Sunday, November 3, 2013

Gambia had share of ‘rare hybrid solar eclipse’


Photo Credit: Wikipedia
The Gambia experienced a solar eclipse on Sunday which geographers say is a “rare hybrid eclipse”. It lasted for about half an hour (from around 11:45am) in which a ring of sunlight was still visible, giving a partial eclipse.

A hybrid solar eclipse is an unusual eclipse that morphs between a total eclipse – in which the moon completely blots out the sun – and an annular eclipse, in which a ring of sunlight is still visible around the moon, astronomers say.

This year's event is a rare hybrid eclipse, where for part of the event, the sun's light is not completely covered. Such events, called annular eclipses, are dangerous to watch directly, says the National Geographic Centre.

In other parts, the moon's dark shadow glide across the face of the sun on Sunday, November 3, 2013 giving most of equatorial Africa a rare view of a total eclipse, while in North America's east coast and in northern South America, southern Europe, and the Middle East, it gave a partial eclipse. 
One of nature's most striking events, a total solar eclipse only happens when the Earth, sun, and moon align perfectly.
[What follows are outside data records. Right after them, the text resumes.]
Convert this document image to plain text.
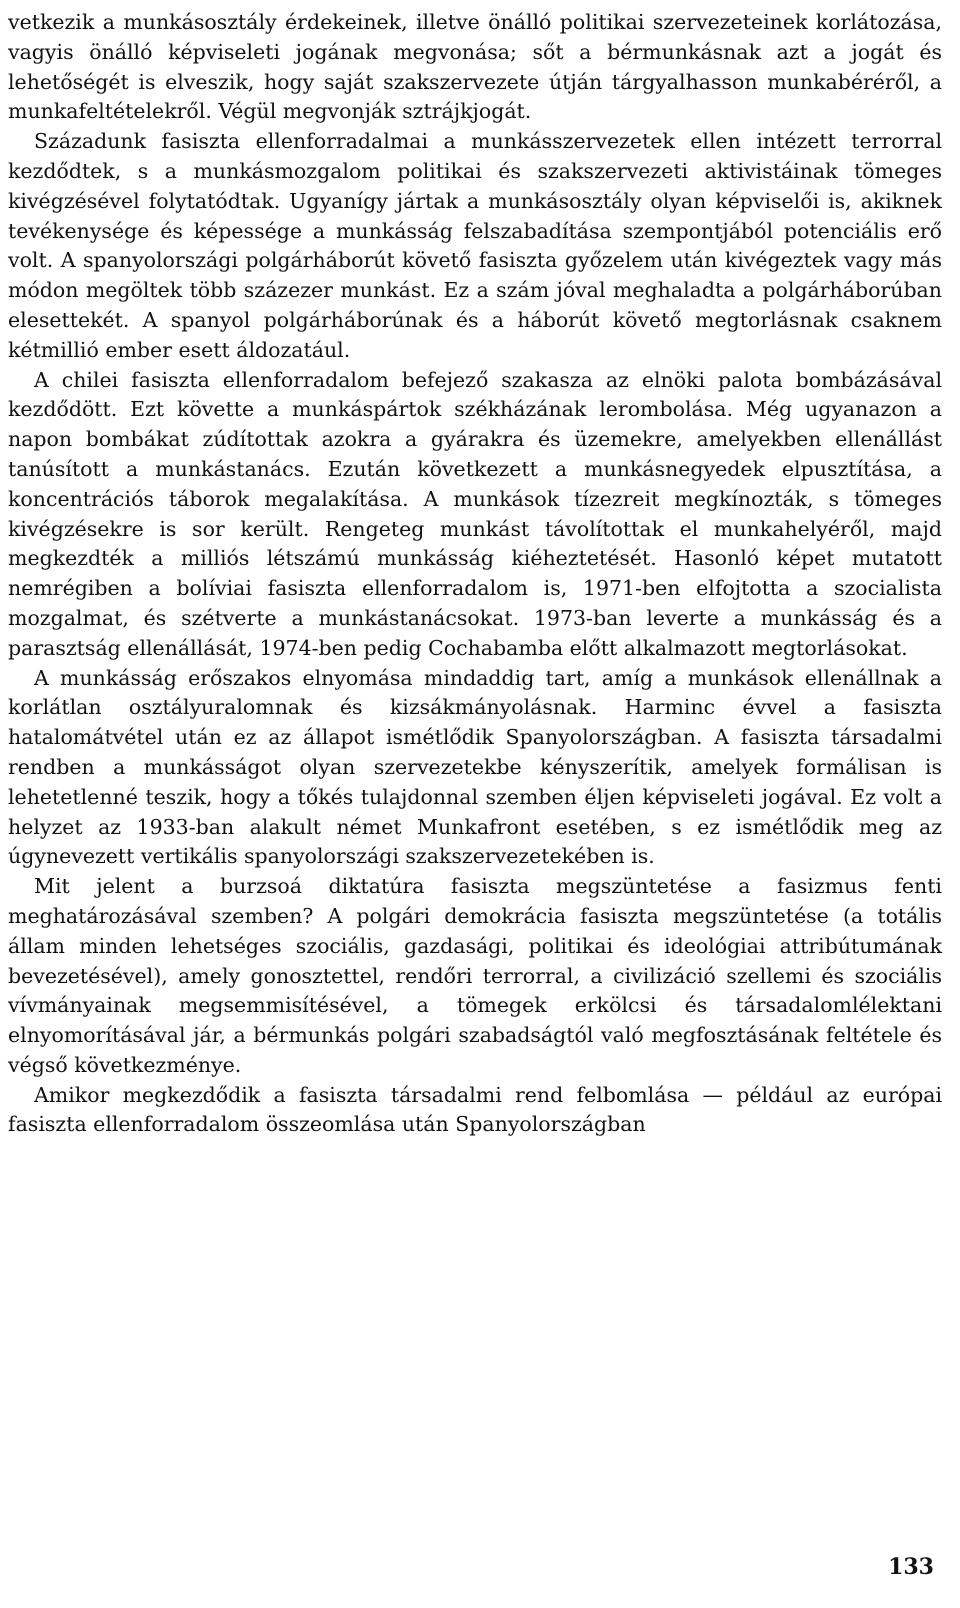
vetkezik a munkásosztály érdekeinek, illetve önálló politikai szervezeteinek korlátozása, vagyis önálló képviseleti jogának megvonása; sőt a bérmunkásnak azt a jogát és lehetőségét is elveszik, hogy saját szakszervezete útján tárgyalhasson munkabéréről, a munkafeltételekről. Végül megvonják sztrájkjogát.

Századunk fasiszta ellenforradalmai a munkásszervezetek ellen intézett terrorral kezdődtek, s a munkásmozgalom politikai és szakszervezeti aktivistáinak tömeges kivégzésével folytatódtak. Ugyanígy jártak a munkásosztály olyan képviselői is, akiknek tevékenysége és képessége a munkásság felszabadítása szempontjából potenciális erő volt. A spanyolországi polgárháborút követő fasiszta győzelem után kivégeztek vagy más módon megöltek több százezer munkást. Ez a szám jóval meghaladta a polgárháborúban elesettekét. A spanyol polgárháborúnak és a háborút követő megtorlásnak csaknem kétmillió ember esett áldozatául.

A chilei fasiszta ellenforradalom befejező szakasza az elnöki palota bombázásával kezdődött. Ezt követte a munkáspártok székházának lerombolása. Még ugyanazon a napon bombákat zúdítottak azokra a gyárakra és üzemekre, amelyekben ellenállást tanúsított a munkástanács. Ezután következett a munkásnegyedek elpusztítása, a koncentrációs táborok megalakítása. A munkások tízezreit megkínozták, s tömeges kivégzésekre is sor került. Rengeteg munkást távolítottak el munkahelyéről, majd megkezdték a milliós létszámú munkásság kiéheztetését. Hasonló képet mutatott nemrégiben a bolíviai fasiszta ellenforradalom is, 1971-ben elfojtotta a szocialista mozgalmat, és szétverte a munkástanácsokat. 1973-ban leverte a munkásság és a parasztság ellenállását, 1974-ben pedig Cochabamba előtt alkalmazott megtorlásokat.

A munkásság erőszakos elnyomása mindaddig tart, amíg a munkások ellenállnak a korlátlan osztályuralomnak és kizsákmányolásnak. Harminc évvel a fasiszta hatalomátvétel után ez az állapot ismétlődik Spanyolországban. A fasiszta társadalmi rendben a munkásságot olyan szervezetekbe kényszerítik, amelyek formálisan is lehetetlenné teszik, hogy a tőkés tulajdonnal szemben éljen képviseleti jogával. Ez volt a helyzet az 1933-ban alakult német Munkafront esetében, s ez ismétlődik meg az úgynevezett vertikális spanyolországi szakszervezetekében is.

Mit jelent a burzsoá diktatúra fasiszta megszüntetése a fasizmus fenti meghatározásával szemben? A polgári demokrácia fasiszta megszüntetése (a totális állam minden lehetséges szociális, gazdasági, politikai és ideológiai attribútumának bevezetésével), amely gonosztettel, rendőri terrorral, a civilizáció szellemi és szociális vívmányainak megsemmisítésével, a tömegek erkölcsi és társadalomlélektani elnyomorításával jár, a bérmunkás polgári szabadságtól való megfosztásának feltétele és végső következménye.

Amikor megkezdődik a fasiszta társadalmi rend felbomlása — például az európai fasiszta ellenforradalom összeomlása után Spanyolországban

133
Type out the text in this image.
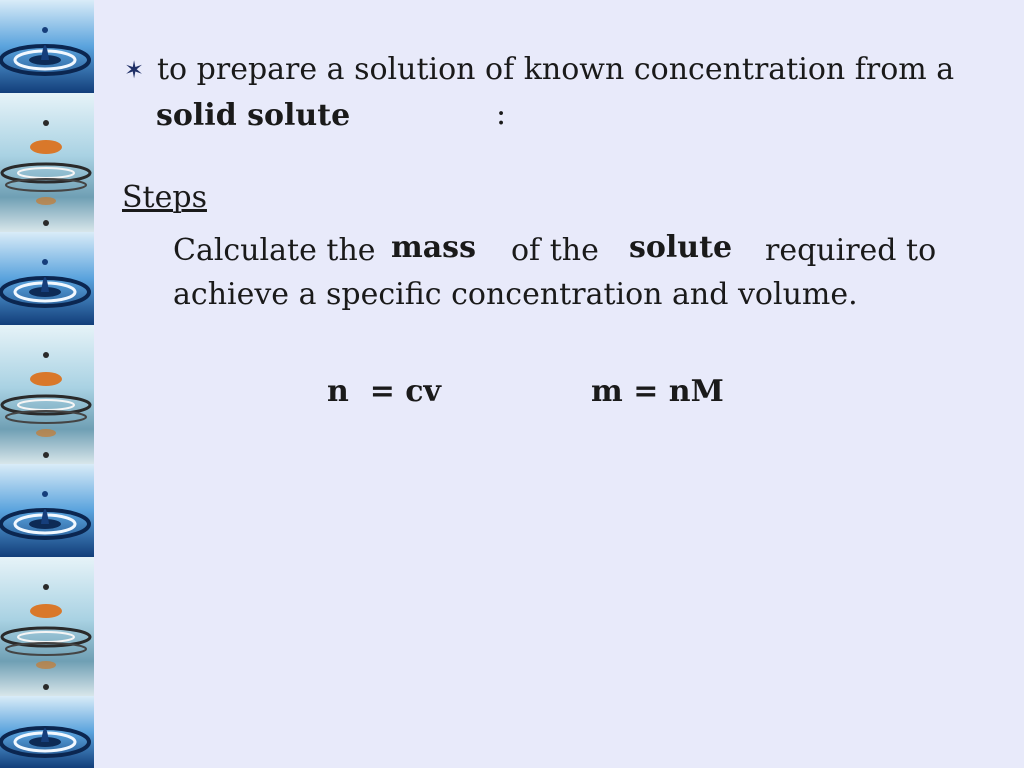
✶ to prepare a solution of known concentration from a
solid solute	:
Steps
Calculate the mass of the solute required to
achieve a specific concentration and volume.
n  = cv	m = nM
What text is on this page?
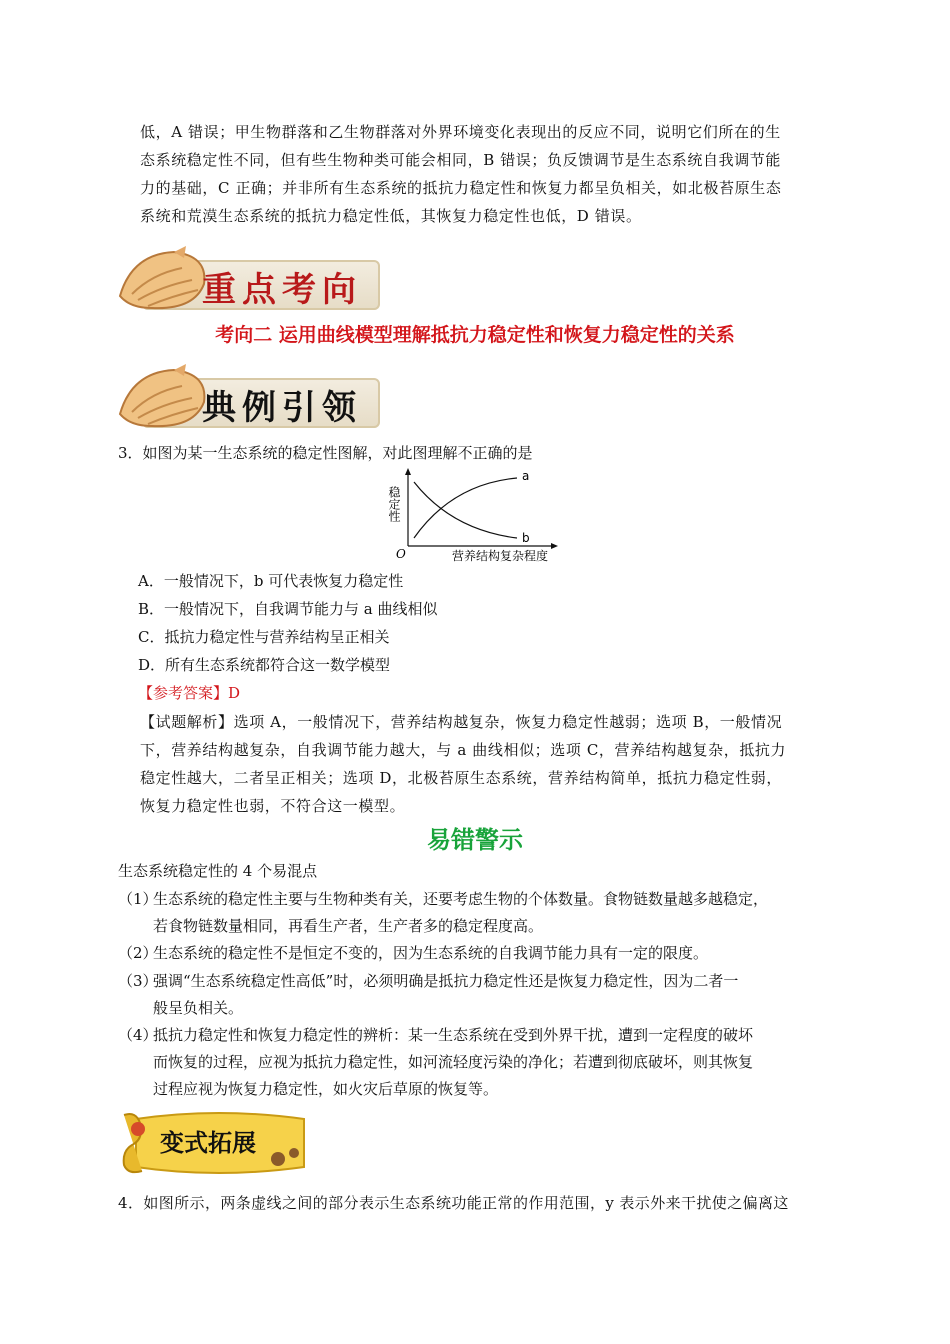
低，A 错误；甲生物群落和乙生物群落对外界环境变化表现出的反应不同，说明它们所在的生
态系统稳定性不同，但有些生物种类可能会相同，B 错误；负反馈调节是生态系统自我调节能
力的基础，C 正确；并非所有生态系统的抵抗力稳定性和恢复力都呈负相关，如北极苔原生态
系统和荒漠生态系统的抵抗力稳定性低，其恢复力稳定性也低，D 错误。
重点考向
考向二 运用曲线模型理解抵抗力稳定性和恢复力稳定性的关系
典例引领
3．如图为某一生态系统的稳定性图解，对此图理解不正确的是
稳定性
营养结构复杂程度
O
a
b
A．一般情况下，b 可代表恢复力稳定性
B．一般情况下，自我调节能力与 a 曲线相似
C．抵抗力稳定性与营养结构呈正相关
D．所有生态系统都符合这一数学模型
【参考答案】D
【试题解析】选项 A，一般情况下，营养结构越复杂，恢复力稳定性越弱；选项 B，一般情况
下，营养结构越复杂，自我调节能力越大，与 a 曲线相似；选项 C，营养结构越复杂，抵抗力
稳定性越大，二者呈正相关；选项 D，北极苔原生态系统，营养结构简单，抵抗力稳定性弱，
恢复力稳定性也弱，不符合这一模型。
易错警示
生态系统稳定性的 4 个易混点
（1）
生态系统的稳定性主要与生物种类有关，还要考虑生物的个体数量。食物链数量越多越稳定，
若食物链数量相同，再看生产者，生产者多的稳定程度高。
（2）
生态系统的稳定性不是恒定不变的，因为生态系统的自我调节能力具有一定的限度。
（3）
强调“生态系统稳定性高低”时，必须明确是抵抗力稳定性还是恢复力稳定性，因为二者一
般呈负相关。
（4）
抵抗力稳定性和恢复力稳定性的辨析：某一生态系统在受到外界干扰，遭到一定程度的破坏
而恢复的过程，应视为抵抗力稳定性，如河流轻度污染的净化；若遭到彻底破坏，则其恢复
过程应视为恢复力稳定性，如火灾后草原的恢复等。
变式拓展
4．如图所示，两条虚线之间的部分表示生态系统功能正常的作用范围，y 表示外来干扰使之偏离这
That allows the moon to cast its center-most shadow, called the umbra, over the entire face of the solar disk, the National Geographic Centre explains.

The resultant shadow is projected onto a very narrow strip along the surface of the Earth.
Total solar eclipses occur only every few years; the most recent one was on November 12, 2012, over the South Pacific. The next one after this weekend comes in 2015 over the North Atlantic, the Centre projected.

Sunday’s eclipse

The Centre further explains: “On Sunday, over the course of just 3.3 hours, that lunar shadow touches down 620 miles (1,000 kilometers) east of Jacksonville, Florida, at sunrise.

“The path of the totality - where the entire solar disk is covered - then races across the open North Atlantic Ocean and through central Africa until the lunar shadow leaves the Earth's surface in Somalia at local sunset.

“In total the moon's shadow will have traveled along a path approximately 8,450 miles (13,600 kilometers) across the globe. The totality in Gabon will last about a minute, while in Kenya it will be only be a scant 11 seconds long.”

"It is always astonishing to see the moon apparently cut bites out of the sun,” says eclipse expert Jay Pasachoff, Field Memorial professor at Williams College in Massachusetts and a National Geographic explorer who was in Gabon to observe the event.

"And it is a wonder of modern science and mathematics that you can travel halfway around the world, arriving on a normal day with blue sky, but then, on schedule, the lunar silhouette breaks up the sunlight," says Pasachoff

Hybrid eclipse

A solar eclipse occurs when the Earth, moon, and sun line up so that the moon's shadow is cast on the Earth. A total solar eclipse occurs when the sun's entire disk is covered by the moon. During an annular eclipse, the new moon's apparent diameter is still smaller than the visible disk of the sun, making the covered sun appear for a few minutes as a striking annulus (ring).

But the National Geographic Centre says the weekend's celestial alignment is special for astronomers since it is a rare kind of hybrid eclipse - one where it starts as annular and then becomes total.

"A hybrid eclipse is when the moon's shadow doesn't quite reach the Earth at the beginning and end of the eclipse, but it reaches the Earth in the center of its path as the Earth's curvature bulges up to it, so it is a total eclipse there," explains Pasachoff.

"The last hybrid was in 2005 in the middle of the Pacific Ocean and the next won't be until 2023," according to Pasachoff.

Tips about watching

In case you’ve got no prior knowledge of the dangers of watching directly at the sun in future eclipses, astronomers recommend using either a professionally manufactured solar filter in front of a telescope or camera, or eclipse-viewing glasses that sufficiently reduce the sun's brightness and filter out damaging ultraviolet and infrared radiation.  

“Do not look directly at a partial or annular eclipse with your naked eye,” the US space agency NASA advises. “Eye damage can result very quickly and without your awareness from staring at the sun, even when it is partly eclipsed.”

A pinhole projection of a partial eclipse on the ground is safe to watch, the space agency advises.

Projections

The next solar eclipse will occur on April 29, 2014, with the shadow path crossing over Antarctica. A partial eclipse will be visible again from North America on October 29, 2014, astronomers say.

For North Americans, the weekend's eclipse is just the opening act for the big event that comes when a total solar eclipse will cross the United States from Oregon to South Carolina on August 21, 2017, according to geographic think tanks.